Now in equation (1) let us put the value of y as 1.
i.e. y = 1.
\[\begin{align}
  & f\left( x \right)f\left( y \right)-f\left( xy \right)=x+y \\
 & f\left( x \right)f\left( 1 \right)-f\left( x \right)=x+1 \\
 & f\left( x \right)\times 2-f\left( x \right)=x+1 \\
 & 2f\left( x \right)-f\left( x \right)=x+1 \\
 & \therefore f\left( x \right)=x+1 \\
\end{align}\]

Let us put, \[y=f\left( x \right)\].
\[\begin{align}
  & \therefore y=x+1 \\
 & \therefore x=y-1 \\
\end{align}\]

Thus we can say that, \[{{f}^{-1}}\left( x \right)=x-1\].
\[\therefore f\left( x \right){{f}^{-1}}\left( x \right)=\left( x+1 \right)\left( x-1 \right)\]
                             \[\begin{align}
  & ={{x}^{2}}-x+x-1 \\
 & ={{x}^{2}}-1 \\
\end{align}\]
\[\therefore f\left( x \right){{f}^{-1}}\left( x \right)={{x}^{2}}-1\].

Hence, we got that function \[f:R\to R\]satisfies the given equation and we got \[f\left( x \right){{f}^{-1}}\left( x \right)={{x}^{2}}-1\].
\[\therefore \]Option (c) is the correct answer.

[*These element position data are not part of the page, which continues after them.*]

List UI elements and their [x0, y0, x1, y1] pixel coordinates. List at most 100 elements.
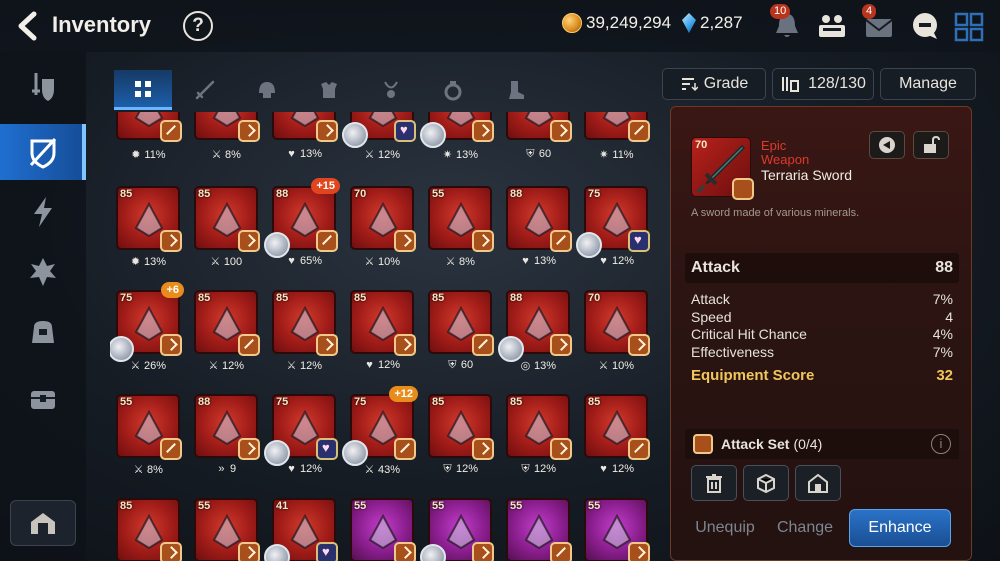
- rail-unequipped[interactable]: [0, 124, 86, 180]
- store-button[interactable]: [795, 465, 841, 501]
- equipment-item[interactable]: 55: [584, 498, 650, 561]
- equipment-item[interactable]: 75: [576, 186, 650, 258]
- manage-button[interactable]: Manage: [880, 68, 976, 100]
- equipment-item[interactable]: 88: [194, 394, 260, 460]
- equipment-item[interactable]: 55: [194, 498, 260, 561]
- substat-value: 7%: [932, 344, 953, 360]
- chest-icon: [31, 391, 55, 409]
- equipment-item[interactable]: 75: [264, 394, 338, 466]
- rail-equipment[interactable]: [0, 60, 86, 116]
- category-rail: [0, 52, 86, 561]
- item-stat: » 9: [191, 463, 261, 479]
- equipment-item[interactable]: [272, 112, 338, 142]
- equipment-item[interactable]: 41: [264, 498, 338, 561]
- item-stat: ♥ 13%: [503, 255, 573, 271]
- notifications-button[interactable]: 10: [770, 4, 804, 42]
- armor-icon: [321, 82, 337, 98]
- equipment-item[interactable]: 85: [350, 290, 416, 356]
- chat-button[interactable]: [908, 10, 942, 42]
- equipment-item[interactable]: 85: [428, 394, 494, 460]
- help-button[interactable]: ?: [183, 11, 213, 41]
- rail-chests[interactable]: [0, 370, 86, 426]
- item-stat-value: 12%: [533, 463, 557, 475]
- capacity-value: 128/130: [808, 75, 866, 92]
- substat-label: Critical Hit Chance: [691, 326, 807, 342]
- rail-materials[interactable]: [0, 304, 86, 360]
- equipment-item[interactable]: 70: [350, 186, 416, 252]
- set-icon: [394, 438, 416, 460]
- equipment-item[interactable]: 55: [420, 498, 494, 561]
- equipment-item[interactable]: 75 +6: [110, 282, 184, 362]
- menu-button[interactable]: [952, 10, 986, 42]
- change-button[interactable]: Change: [771, 509, 839, 547]
- equipment-item[interactable]: 88: [506, 186, 572, 252]
- equipment-item[interactable]: 88: [498, 290, 572, 362]
- grade-sort-button[interactable]: Grade: [662, 68, 766, 100]
- unlock-icon: [924, 135, 940, 153]
- set-icon: [316, 334, 338, 356]
- equipment-item[interactable]: 85: [272, 290, 338, 356]
- attack-icon: ⚔: [210, 256, 221, 268]
- helmet-icon: [259, 82, 275, 98]
- storage-button[interactable]: [10, 500, 76, 546]
- extract-button[interactable]: [743, 465, 789, 501]
- equipment-item[interactable]: 85: [116, 498, 182, 561]
- mail-button[interactable]: 4: [862, 4, 896, 42]
- tab-helmet[interactable]: [238, 70, 296, 110]
- equipment-item[interactable]: 55: [116, 394, 182, 460]
- substat-row: Speed 4: [691, 309, 953, 325]
- equipment-item[interactable]: [116, 112, 182, 142]
- item-level: 70: [695, 139, 708, 151]
- equipment-item[interactable]: [420, 112, 494, 148]
- equipment-item[interactable]: [506, 112, 572, 142]
- equipment-item[interactable]: 55: [428, 186, 494, 252]
- equipment-item[interactable]: [584, 112, 650, 142]
- ring-icon: [444, 81, 462, 101]
- crit-damage-icon: ✷: [442, 149, 453, 161]
- health-icon: ♥: [600, 463, 607, 475]
- mail-badge: 4: [862, 4, 877, 19]
- tab-ring[interactable]: [424, 70, 482, 110]
- set-icon: [316, 120, 338, 142]
- substat-label: Attack: [691, 291, 730, 307]
- equipment-type-tabs: [110, 70, 650, 110]
- friends-button[interactable]: [815, 10, 849, 42]
- item-stat: ⚔ 8%: [191, 148, 261, 164]
- item-stat: ⚔ 26%: [113, 359, 183, 375]
- item-stat: ⚔ 10%: [347, 255, 417, 271]
- lock-button[interactable]: [913, 131, 949, 159]
- item-stat-value: 10%: [377, 256, 401, 268]
- share-button[interactable]: [869, 131, 905, 159]
- tab-weapon[interactable]: [176, 70, 234, 110]
- equipment-item[interactable]: 88 +15: [264, 178, 340, 258]
- equipment-item[interactable]: 75 +12: [342, 386, 418, 466]
- back-button[interactable]: [12, 8, 46, 44]
- equipment-item[interactable]: 55: [506, 498, 572, 561]
- rail-catalysts[interactable]: [0, 244, 86, 300]
- equipment-item[interactable]: 85: [194, 290, 260, 356]
- equipment-item[interactable]: 85: [194, 186, 260, 252]
- equipment-item[interactable]: [194, 112, 260, 142]
- tab-boots[interactable]: [486, 70, 544, 110]
- equipment-item[interactable]: 85: [428, 290, 494, 356]
- set-info-row: Attack Set (0/4) i: [685, 429, 959, 459]
- unequip-button[interactable]: Unequip: [691, 509, 759, 547]
- rail-artifacts[interactable]: [0, 184, 86, 240]
- set-info-icon[interactable]: i: [931, 434, 951, 454]
- equipment-item[interactable]: [342, 112, 416, 148]
- equipment-item[interactable]: 85: [584, 394, 650, 460]
- tab-armor[interactable]: [300, 70, 358, 110]
- substat-value: 7%: [932, 291, 953, 307]
- equipment-item[interactable]: 55: [350, 498, 416, 561]
- sell-button[interactable]: [691, 465, 737, 501]
- crit-damage-icon: ✷: [599, 149, 609, 161]
- inventory-capacity[interactable]: 128/130: [772, 68, 874, 100]
- item-stat-value: 8%: [147, 464, 163, 476]
- equipment-item[interactable]: 85: [506, 394, 572, 460]
- equipment-item[interactable]: 70: [584, 290, 650, 356]
- tab-necklace[interactable]: [362, 70, 420, 110]
- equipment-item[interactable]: 85: [116, 186, 182, 252]
- enhance-button[interactable]: Enhance: [849, 509, 951, 547]
- item-stat-value: 12%: [611, 255, 635, 267]
- tab-all[interactable]: [114, 70, 172, 110]
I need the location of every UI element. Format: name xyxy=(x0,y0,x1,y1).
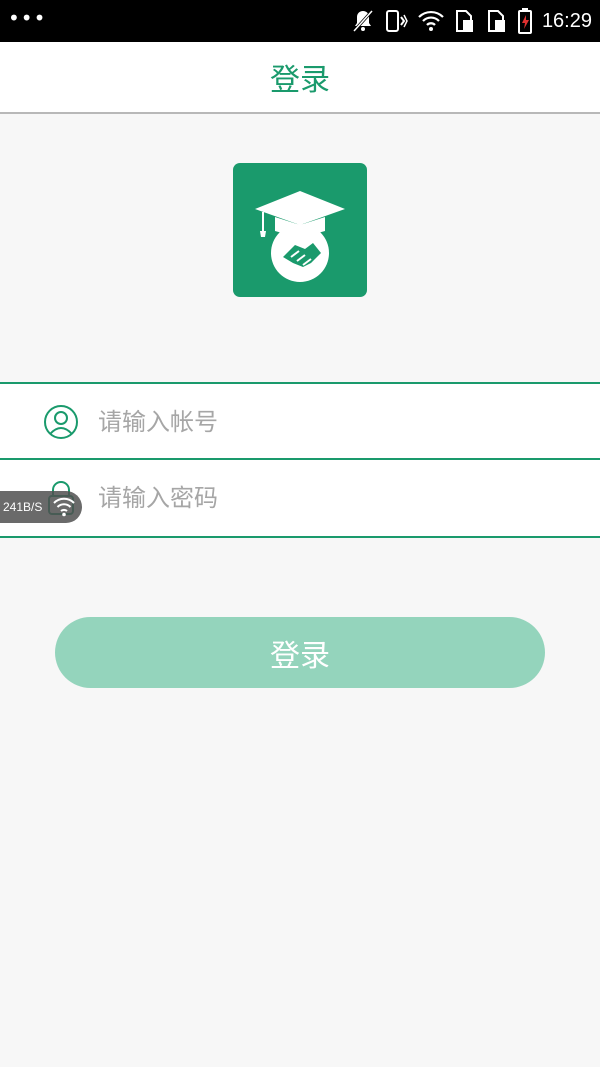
login-button[interactable]: 登录 xyxy=(55,617,545,688)
account-input[interactable] xyxy=(98,398,568,446)
status-bar: ••• 16:29 xyxy=(0,0,600,42)
title-bar: 登录 xyxy=(0,42,600,114)
battery-charging-icon xyxy=(517,8,532,34)
network-speed-text: 241B/S xyxy=(3,500,43,514)
password-field-row xyxy=(0,460,600,538)
bell-muted-icon xyxy=(352,9,374,33)
sim2-icon xyxy=(486,9,508,33)
graduation-cap-handshake-icon xyxy=(255,191,345,282)
more-dots-icon: ••• xyxy=(8,6,47,30)
account-field-row xyxy=(0,382,600,460)
app-logo xyxy=(233,163,367,297)
wifi-icon xyxy=(53,497,75,517)
network-speed-badge[interactable]: 241B/S xyxy=(0,491,82,523)
vibrate-icon xyxy=(384,9,408,33)
password-input[interactable] xyxy=(98,474,568,522)
status-time: 16:29 xyxy=(541,9,592,32)
sim1-icon xyxy=(454,9,476,33)
user-icon xyxy=(43,404,79,440)
wifi-icon xyxy=(418,10,444,32)
page-title: 登录 xyxy=(270,63,330,98)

Note: As it is given, \[f\left( 1 \right)>0\], it is wise to assume the value of x and y as 1. When finding the value of \[f\left( 1 \right)\], check that it fulfills the condition of \[f\left( 1 \right)>0\]. As we need to find \[f\left( x \right){{f}^{-1}}\left( x \right)\]where number \[f\left( y \right)\]is mentioned, take again y = 1. Simplify it and you get \[f\left( x \right){{f}^{-1}}\left( x \right)\].